LaRose refers 162 campaign finance violations against Householder and others in FirstEnergy scandal

Former Ohio House Speaker Larry Householder, at podium. Photo from Ohio House website.

The Ohio Secretary of State’s office has identified more than 150 alleged campaign finance violations related to former Speaker of the House Larry Householder and the House Bill 6 scandal.

Householder and four others were arrested July 21 as part of a federal investigation called the largest bribery scheme in Ohio history. Secretary of State Frank LaRose had reported an initial slate of campaign finance issues on that day, noting his office was continuing to investigate.

On Thursday, LaRose announced he had referred a total of 162 alleged violations to the Ohio Elections Commission for review. 

“Our campaign finance & elections team has spent countless hours digging deep into campaign finance reports — connecting the dots and building on the work done by the FBI as detailed in their criminal complaint,” LaRose said in a provided statement. “Today’s referral to the Ohio Elections Commission is the next step in continuing to hold Representative Householder and his cronies accountable.”

Householder and four political operatives — Matt Borges, Neil Clark, Juan Cespedes and Jeffrey Longstreth — all face racketeering charges and are accused of participating in a $61 million bribery scheme in order to get a $1.3 billion nuclear bailout bill passed into law to benefit the former FirstEnergy Solutions.

The federal criminal complaint outlined that the Akron company funneled millions of dollars over several years through “dark money” groups controlled by Householder. This money was used to elect Householder-friendly candidates to the state legislature, get Householder elected as House speaker, then secure support for the bailout bill introduced and passed in 2019. Those involved then allegedly worked to stymie a petition effort that had worked to get the law repealed. 

Besides the political purposes, some of the corporate money was allegedly used to benefit some of the conspirators personally. 

A news release from LaRose’s office lays out some of the main campaign finance allegations:

  • The individuals solicited and received corporate money to aid candidates in the 2018 and 2020 elections
  • The individuals (and other entities named) established shell companies in order to “conceal or misrepresent contributions given and received”
  • The individuals converted political funds for personal use and gave some of the money to others
  • The individuals circulated and filed a misleading petition and failed to file required disclosures about the petition

In total, LaRose’s referral includes 13 alleged violations from Householder and another 11 involving his Friends of Larry Householder campaign committee. There are 13 others for Longstreth, a Householder aide; and nine apiece for the trio of lobbyists in Clark, Cespedes and Borges. 

There are also violations listed for various groups that were named in the federal criminal complaint or later identified by news reports, including the Growth and Opportunity PAC, the Coalition for Growth and Opportunity, Partners for Progress, and Generation Now. 

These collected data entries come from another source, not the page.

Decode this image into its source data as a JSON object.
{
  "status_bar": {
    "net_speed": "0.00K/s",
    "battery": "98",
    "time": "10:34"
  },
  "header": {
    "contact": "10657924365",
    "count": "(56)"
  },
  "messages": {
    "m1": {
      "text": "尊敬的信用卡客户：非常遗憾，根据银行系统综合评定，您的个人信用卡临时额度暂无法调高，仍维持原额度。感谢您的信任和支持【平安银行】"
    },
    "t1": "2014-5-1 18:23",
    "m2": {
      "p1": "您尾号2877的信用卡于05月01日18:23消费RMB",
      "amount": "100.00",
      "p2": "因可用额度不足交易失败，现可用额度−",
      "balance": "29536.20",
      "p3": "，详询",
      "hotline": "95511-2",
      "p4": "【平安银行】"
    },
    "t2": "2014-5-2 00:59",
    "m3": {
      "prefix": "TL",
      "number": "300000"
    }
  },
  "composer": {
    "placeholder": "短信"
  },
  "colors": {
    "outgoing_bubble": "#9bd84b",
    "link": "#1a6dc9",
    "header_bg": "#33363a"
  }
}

The Ohio Elections Commission is made up of seven members, six of which are appointed by the governor representing both the Democratic and Republican Parties. 

Householder was unanimously removed as speaker following his arrest, but the Glenford Republican continues to represent the 72nd District. He is unopposed on the ballot for another term in office, though a number of others have filed to compete as write-in candidates.